It’s amazing how quickly people forget. Sometimes that’s good, like when you forgive and forget. Sometimes that’s bad, like when you forget that although gas prices might be at a low now, they always rise again, and usually to a higher price than ever before. The minute we see the numbers go down at the pump, we’re out buying huge SUVs. Then, when we see the guy with the tall stick changing numbers on the sign, we instantly regret our purchase and wish we had bought something more economical. For those who do remember the past and learn from it, Hyundai is introducing the 2016 Sonata Hybrid and Sonata Plug-in Hybrid: two vehicles that will remind you that you can make a smart car-buying decision, no matter what the price of oil.
The Sonata Hybrid has been on the market for five years now as a sister product to the popular Sonata sedan. This second-generation hybrid is joined by a new plug-in version for 2016, and both are worthy of at least a test drive, and at most, serious consideration over the competition from Toyota, Ford, and Chevrolet.
The Sonata Plug-in Hybrid is the bigger news, as this is the first time Hyundai has introduced a plug-in to the U.S. According to Hyundai, its PHEV is best in class in many areas, including coefficient of drag, miles in pure EV mode, interior dimensions and cargo capacity. Throw in a lifetime hybrid battery warranty, and we really don’t know how you could put these up against the competition and not choose one as the winner.

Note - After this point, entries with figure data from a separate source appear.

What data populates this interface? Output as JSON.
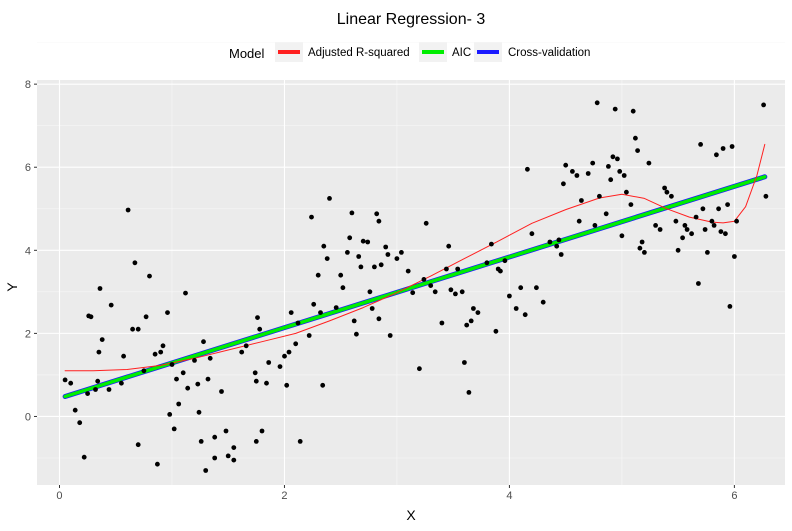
{
  "chart_data": {
    "type": "scatter",
    "title": "Linear Regression-  3",
    "xlabel": "X",
    "ylabel": "Y",
    "xlim": [
      -0.2,
      6.45
    ],
    "ylim": [
      -1.65,
      8.1
    ],
    "x_ticks": [
      0,
      2,
      4,
      6
    ],
    "y_ticks": [
      0,
      2,
      4,
      6,
      8
    ],
    "grid": true,
    "legend": {
      "title": "Model",
      "position": "top",
      "entries": [
        {
          "label": "Adjusted R-squared",
          "color": "#ff2020"
        },
        {
          "label": "AIC",
          "color": "#00ee00"
        },
        {
          "label": "Cross-validation",
          "color": "#1a1aff"
        }
      ]
    },
    "points": [
      [
        0.05,
        0.88
      ],
      [
        0.1,
        0.8
      ],
      [
        0.14,
        0.15
      ],
      [
        0.18,
        -0.15
      ],
      [
        0.22,
        -0.98
      ],
      [
        0.25,
        0.55
      ],
      [
        0.26,
        2.42
      ],
      [
        0.28,
        2.4
      ],
      [
        0.32,
        0.65
      ],
      [
        0.34,
        0.85
      ],
      [
        0.35,
        1.55
      ],
      [
        0.36,
        3.08
      ],
      [
        0.38,
        1.85
      ],
      [
        0.44,
        0.65
      ],
      [
        0.46,
        2.68
      ],
      [
        0.55,
        0.8
      ],
      [
        0.57,
        1.45
      ],
      [
        0.61,
        4.97
      ],
      [
        0.65,
        2.1
      ],
      [
        0.67,
        3.7
      ],
      [
        0.7,
        2.1
      ],
      [
        0.7,
        -0.68
      ],
      [
        0.75,
        1.1
      ],
      [
        0.77,
        2.4
      ],
      [
        0.8,
        3.38
      ],
      [
        0.85,
        1.5
      ],
      [
        0.87,
        -1.15
      ],
      [
        0.9,
        1.55
      ],
      [
        0.92,
        1.7
      ],
      [
        0.96,
        2.5
      ],
      [
        0.98,
        0.05
      ],
      [
        1.0,
        1.25
      ],
      [
        1.02,
        -0.3
      ],
      [
        1.04,
        0.9
      ],
      [
        1.06,
        0.3
      ],
      [
        1.1,
        1.05
      ],
      [
        1.12,
        2.97
      ],
      [
        1.14,
        0.68
      ],
      [
        1.2,
        1.35
      ],
      [
        1.23,
        0.78
      ],
      [
        1.24,
        0.1
      ],
      [
        1.26,
        -0.6
      ],
      [
        1.28,
        1.8
      ],
      [
        1.3,
        -1.3
      ],
      [
        1.32,
        0.9
      ],
      [
        1.34,
        1.4
      ],
      [
        1.38,
        -0.5
      ],
      [
        1.38,
        -1.0
      ],
      [
        1.44,
        0.6
      ],
      [
        1.48,
        -0.35
      ],
      [
        1.5,
        -0.95
      ],
      [
        1.55,
        -1.05
      ],
      [
        1.55,
        -0.75
      ],
      [
        1.62,
        1.55
      ],
      [
        1.66,
        1.7
      ],
      [
        1.74,
        1.05
      ],
      [
        1.75,
        0.85
      ],
      [
        1.75,
        -0.6
      ],
      [
        1.76,
        2.38
      ],
      [
        1.78,
        2.1
      ],
      [
        1.8,
        -0.35
      ],
      [
        1.84,
        0.8
      ],
      [
        1.86,
        1.3
      ],
      [
        1.96,
        1.2
      ],
      [
        2.0,
        1.45
      ],
      [
        2.02,
        0.75
      ],
      [
        2.04,
        1.55
      ],
      [
        2.06,
        2.5
      ],
      [
        2.1,
        1.75
      ],
      [
        2.12,
        2.25
      ],
      [
        2.14,
        -0.6
      ],
      [
        2.22,
        1.95
      ],
      [
        2.24,
        4.8
      ],
      [
        2.26,
        2.7
      ],
      [
        2.3,
        3.4
      ],
      [
        2.32,
        2.5
      ],
      [
        2.34,
        0.75
      ],
      [
        2.35,
        4.1
      ],
      [
        2.38,
        3.8
      ],
      [
        2.4,
        5.25
      ],
      [
        2.46,
        2.62
      ],
      [
        2.5,
        3.4
      ],
      [
        2.52,
        3.1
      ],
      [
        2.56,
        3.95
      ],
      [
        2.58,
        4.3
      ],
      [
        2.6,
        4.9
      ],
      [
        2.62,
        2.3
      ],
      [
        2.64,
        1.98
      ],
      [
        2.66,
        3.85
      ],
      [
        2.68,
        3.6
      ],
      [
        2.7,
        4.22
      ],
      [
        2.74,
        4.2
      ],
      [
        2.76,
        3.0
      ],
      [
        2.78,
        2.6
      ],
      [
        2.8,
        3.6
      ],
      [
        2.82,
        4.88
      ],
      [
        2.84,
        4.7
      ],
      [
        2.84,
        2.35
      ],
      [
        2.86,
        3.65
      ],
      [
        2.9,
        4.08
      ],
      [
        2.92,
        3.9
      ],
      [
        2.94,
        1.95
      ],
      [
        3.0,
        3.8
      ],
      [
        3.04,
        3.95
      ],
      [
        3.1,
        3.5
      ],
      [
        3.14,
        2.98
      ],
      [
        3.2,
        1.15
      ],
      [
        3.24,
        3.3
      ],
      [
        3.26,
        4.65
      ],
      [
        3.3,
        3.15
      ],
      [
        3.34,
        3.0
      ],
      [
        3.4,
        2.25
      ],
      [
        3.44,
        3.55
      ],
      [
        3.46,
        4.1
      ],
      [
        3.48,
        3.05
      ],
      [
        3.52,
        2.95
      ],
      [
        3.54,
        3.55
      ],
      [
        3.58,
        3.0
      ],
      [
        3.6,
        1.3
      ],
      [
        3.62,
        2.2
      ],
      [
        3.64,
        0.58
      ],
      [
        3.66,
        2.3
      ],
      [
        3.68,
        2.6
      ],
      [
        3.72,
        2.5
      ],
      [
        3.8,
        3.7
      ],
      [
        3.84,
        4.15
      ],
      [
        3.88,
        2.05
      ],
      [
        3.9,
        3.55
      ],
      [
        3.92,
        3.5
      ],
      [
        3.96,
        3.75
      ],
      [
        4.0,
        2.9
      ],
      [
        4.06,
        2.6
      ],
      [
        4.1,
        3.1
      ],
      [
        4.14,
        2.45
      ],
      [
        4.16,
        5.95
      ],
      [
        4.2,
        4.4
      ],
      [
        4.24,
        3.1
      ],
      [
        4.3,
        2.75
      ],
      [
        4.36,
        4.2
      ],
      [
        4.42,
        4.1
      ],
      [
        4.44,
        4.25
      ],
      [
        4.46,
        3.9
      ],
      [
        4.48,
        5.6
      ],
      [
        4.5,
        6.05
      ],
      [
        4.56,
        5.9
      ],
      [
        4.6,
        5.8
      ],
      [
        4.62,
        4.7
      ],
      [
        4.64,
        5.2
      ],
      [
        4.7,
        5.85
      ],
      [
        4.74,
        6.1
      ],
      [
        4.76,
        4.6
      ],
      [
        4.78,
        7.55
      ],
      [
        4.8,
        5.3
      ],
      [
        4.86,
        4.88
      ],
      [
        4.88,
        6.02
      ],
      [
        4.9,
        5.7
      ],
      [
        4.92,
        6.25
      ],
      [
        4.94,
        7.4
      ],
      [
        4.96,
        6.2
      ],
      [
        4.98,
        5.9
      ],
      [
        5.0,
        4.35
      ],
      [
        5.02,
        5.8
      ],
      [
        5.04,
        5.4
      ],
      [
        5.08,
        5.1
      ],
      [
        5.1,
        7.35
      ],
      [
        5.12,
        6.7
      ],
      [
        5.14,
        6.4
      ],
      [
        5.16,
        4.05
      ],
      [
        5.18,
        4.2
      ],
      [
        5.2,
        3.95
      ],
      [
        5.24,
        6.1
      ],
      [
        5.3,
        4.6
      ],
      [
        5.34,
        4.5
      ],
      [
        5.38,
        5.5
      ],
      [
        5.4,
        5.4
      ],
      [
        5.44,
        5.3
      ],
      [
        5.48,
        4.7
      ],
      [
        5.5,
        4.0
      ],
      [
        5.54,
        4.3
      ],
      [
        5.56,
        4.6
      ],
      [
        5.58,
        4.5
      ],
      [
        5.62,
        4.4
      ],
      [
        5.66,
        4.8
      ],
      [
        5.68,
        3.2
      ],
      [
        5.7,
        6.55
      ],
      [
        5.72,
        5.0
      ],
      [
        5.74,
        4.5
      ],
      [
        5.76,
        3.95
      ],
      [
        5.8,
        4.7
      ],
      [
        5.82,
        4.6
      ],
      [
        5.84,
        6.3
      ],
      [
        5.86,
        5.0
      ],
      [
        5.88,
        4.45
      ],
      [
        5.9,
        6.45
      ],
      [
        5.92,
        4.4
      ],
      [
        5.94,
        5.1
      ],
      [
        5.96,
        2.65
      ],
      [
        5.98,
        6.5
      ],
      [
        6.0,
        3.85
      ],
      [
        6.02,
        4.7
      ],
      [
        6.26,
        7.5
      ],
      [
        6.28,
        5.3
      ]
    ],
    "series": [
      {
        "name": "Cross-validation",
        "color": "#1a1aff",
        "width": 5,
        "x": [
          0.05,
          6.27
        ],
        "y": [
          0.48,
          5.77
        ]
      },
      {
        "name": "AIC",
        "color": "#00ee00",
        "width": 3.5,
        "x": [
          0.05,
          6.27
        ],
        "y": [
          0.48,
          5.77
        ]
      },
      {
        "name": "Adjusted R-squared",
        "color": "#ff2020",
        "width": 1,
        "x": [
          0.05,
          0.3,
          0.6,
          0.9,
          1.2,
          1.5,
          1.8,
          2.1,
          2.4,
          2.7,
          3.0,
          3.3,
          3.6,
          3.9,
          4.2,
          4.5,
          4.8,
          5.0,
          5.2,
          5.4,
          5.6,
          5.8,
          5.9,
          6.0,
          6.1,
          6.2,
          6.27
        ],
        "y": [
          1.1,
          1.1,
          1.13,
          1.23,
          1.4,
          1.6,
          1.8,
          2.0,
          2.3,
          2.62,
          2.98,
          3.38,
          3.8,
          4.22,
          4.65,
          4.98,
          5.26,
          5.35,
          5.25,
          5.0,
          4.8,
          4.68,
          4.66,
          4.7,
          5.05,
          5.8,
          6.55
        ]
      }
    ]
  }
}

What makes the Sonata EVs so special? On the exterior, the PHEV and HEV models are identical, save for some badging and wheel sizes. However, they do have noticeable differences over the gas-powered Sonata sedan. The goal was to retain the same Fluidic Sculpture 2.0 design, which entails a lot of curves and movement in the sheetmetal, but add features that help improve aerodynamics, such as a unique front fascia with front active air flaps, a unique headlamp shape with LED lighting, and aero rocker panels. In the back, there’s an aero rear bumper, rear diffuser, and eco-spoke alloy wheels. This slickness of design is what netted the class-leading 0.24 Cd, which beats all others in the segment and is tied with the Tesla Model S. Although we don’t yet know pricing for the Sonata EV models, we fully expect them to be less than half the price of the Tesla. The 2015 Sonata Hybrid starts at $26,000 with the Limited at $29,500. This year there will be an SE entry model in addition to a Limited and Limited Ultimate Package for the Hybrid, and an entry model and Limited version for the PHEV model. Assume a mild increase to those 2015 charges.

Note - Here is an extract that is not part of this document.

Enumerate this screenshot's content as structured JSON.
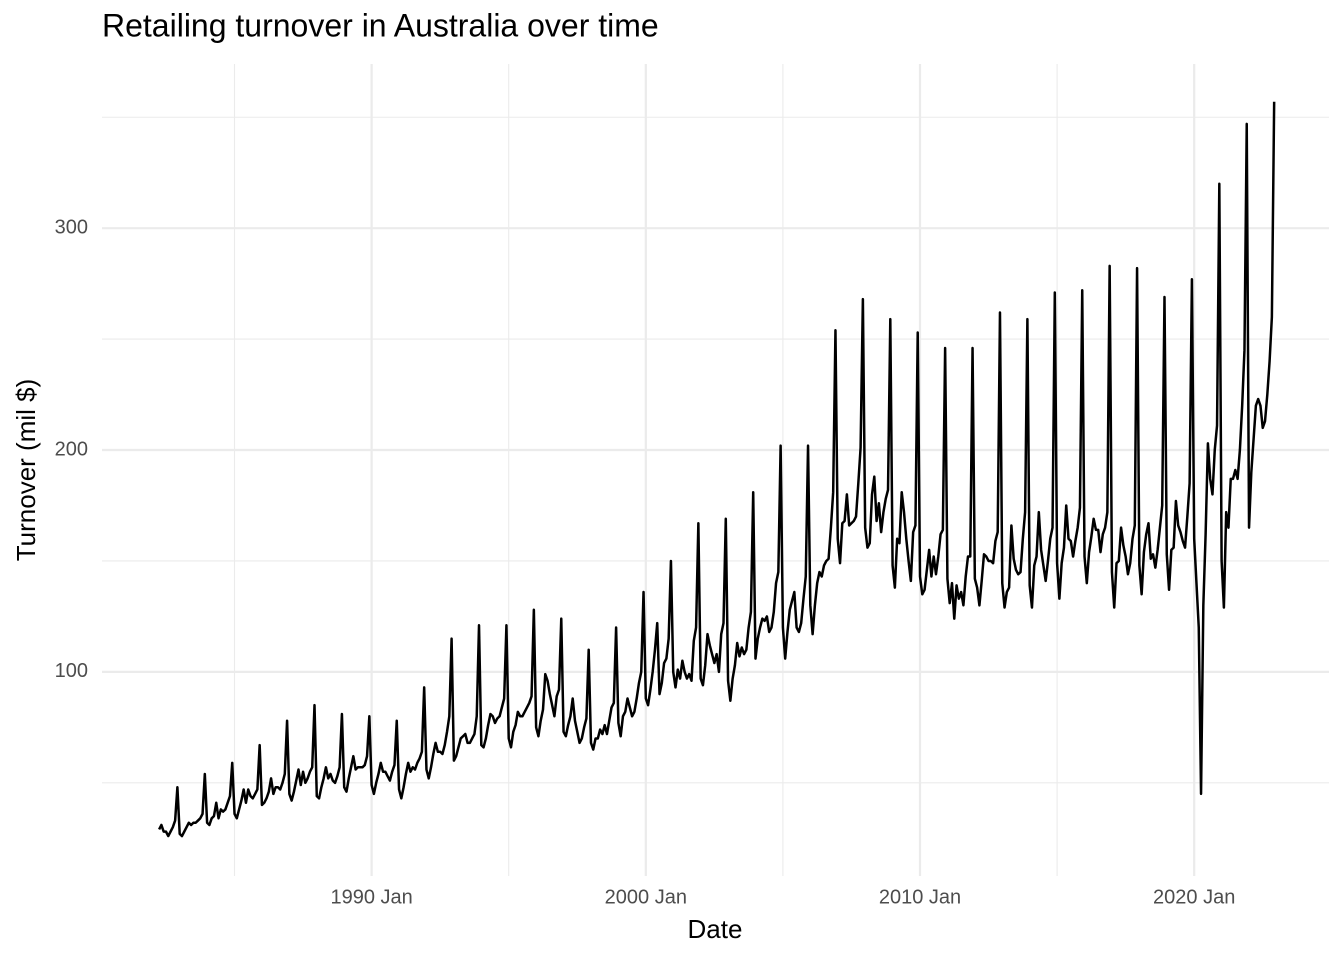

Inside, the PHEV/HEV vary slightly from each other, and feature unique instrumentation and displays over the gas Sonata. Only the PHEV has a charge indicator located in the top center of the dash and a button on the center console that allows you to choose between EV and HEV mode. The PHEV and HEV have some different screens both in the instrument cluster and on the center infotainment screen.
The hybrid vehicles are part of Hyundai’s Blue Drive initiative, which is its plan to “develop low-carbon, fuel-efficient vehicles that minimize fuel consumption and reduce CO2 emissions, thereby meeting the social need for both mobility and environmental preservation.” A lofty goal, but one that must be done. And Hyundai is doing it right so far, as it claims to be the lowest CO2 emitting automaker among mass-market manufacturers, as well as the one that’s also the most over compliant. To this end, Hyundai not only has these two vehicles on the ground, but also a fuel-cell Tucson fleet happening, plus a soon-to-be-announced pure EV as well.
On paper, the Sonata Hybrid and PHEV are impressive; on the road, the story is the same. A combination of a rigid body design, quality construction, great fuel economy and a solid chassis combine to make these two a great option in the midsize sedan segment. Power comes from a parallel hybrid system, where either the engine or the electric motor moves the vehicle down the road. The change between EV and hybrid mode is imperceptible, and the shifting of the true six-speed transmission is smooth and responsive.
The battery is a lithium-ion pack, and it resides in the tire well under the trunk so it doesn’t impede on the cargo area. Which is why the Sonata HEV has 13.3 cubic feet of cargo volume versus the Fusion HEV, with 12.0. The PHEV Sonata also beats the Fusion Energi with a cargo volume about 1.6 cubic feet bigger.
While the hybrid drive system is basically the same as the previous generation, there are plenty of enhancements, including a smaller engine (2.4 liters to 2.0 now), weight reduction in the motor and control unit, improved battery efficiency, and better regenerative braking capability. Although the max torque numbers are down by 10 lb-ft (140 versus 150 for 2015), the efficiency has been improved. When you include the power from the electric motor, the net power for the hybrid system is 193, and 202 for the PHEV version. The same goes for the traction motor, transmission, and other features. For example, the previous Sonata Hybrid was air cooled, while the new version is water cooled.